A Message to the University Community from President Joel Seligman

May 6, 2014

On May 23, I will have surgery at Strong Memorial Hospital to remove a small nodule from the periphery of my right lung. The surgery will be conducted by Dr. Thomas Watson and involves a VATS procedure (video-assisted thoracoscopic surgery). This surgical procedure is very safe. Dr. Watson and the other doctors I have consulted anticipate that I likely will be away from work for a few weeks and then will make a full recovery. As is usual while I am away, Provost Peter Lennie will be in charge during my absence.

At all relevant times, I have been asymptomatic, without any pain or loss of energy.

Since 2007, the doctors monitoring my non-Hodgkins Lymphoma have been aware of a small nodule in the periphery of my right lung. This was not felt to be part of the non-Hodgkins Lymphoma, which was successfully treated seven years ago. Until a recent CT/PET scan they did not consider this a matter that necessitated a medical or surgical procedure. It was small and not apparently growing. In the 2012 and 2014 scans, it has grown to its current size (16 mm X 10 mm), or about one half of an inch. It is still a small nodule, which two doctors have termed “indolent” because of its slow rate of growth.

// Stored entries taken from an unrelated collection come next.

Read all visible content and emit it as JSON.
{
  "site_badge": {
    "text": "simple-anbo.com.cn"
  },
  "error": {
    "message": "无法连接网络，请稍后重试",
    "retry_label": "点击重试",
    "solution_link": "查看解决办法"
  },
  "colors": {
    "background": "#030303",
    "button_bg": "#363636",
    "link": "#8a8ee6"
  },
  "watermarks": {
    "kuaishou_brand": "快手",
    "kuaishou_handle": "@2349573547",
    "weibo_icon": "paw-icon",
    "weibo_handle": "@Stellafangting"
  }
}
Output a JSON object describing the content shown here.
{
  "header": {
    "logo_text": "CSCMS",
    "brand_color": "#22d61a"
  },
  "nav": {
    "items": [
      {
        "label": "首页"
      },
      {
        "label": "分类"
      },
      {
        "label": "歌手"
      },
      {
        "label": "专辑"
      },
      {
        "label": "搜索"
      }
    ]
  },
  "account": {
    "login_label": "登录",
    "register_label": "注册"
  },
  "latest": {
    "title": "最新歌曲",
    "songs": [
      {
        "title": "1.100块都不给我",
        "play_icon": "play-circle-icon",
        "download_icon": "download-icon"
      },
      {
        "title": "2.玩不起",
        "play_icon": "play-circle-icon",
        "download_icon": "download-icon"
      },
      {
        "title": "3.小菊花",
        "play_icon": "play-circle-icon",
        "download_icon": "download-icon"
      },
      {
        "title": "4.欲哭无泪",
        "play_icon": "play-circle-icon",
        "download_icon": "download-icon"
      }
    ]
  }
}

The best practice is to remove the nodule at this time. The one real risk with this type of nodule is that it might be malignant and if it is not removed it could grow and potentially metastasize. 

Even if the nodule is malignant, given its very small size, slow growth rate and its peripheral location, the likelihood of recurrence or distant spread is quite small.

The surgery itself is safe and likely will take one to three hours, inclusive of a microscopic assessment of the nodule after it is removed. 

All doctors to whom I have spoken agree on two key points: (1) Neither the surgery nor the nodule is life threatening and (2) I can anticipate a full recovery after a period of time with little or no impact on my energy or ability to function. The bottom line, as articulated by one doctor, is that this is a significant but manageable procedure, far less concerning than the 2007 non-Hodgkins Lymphoma.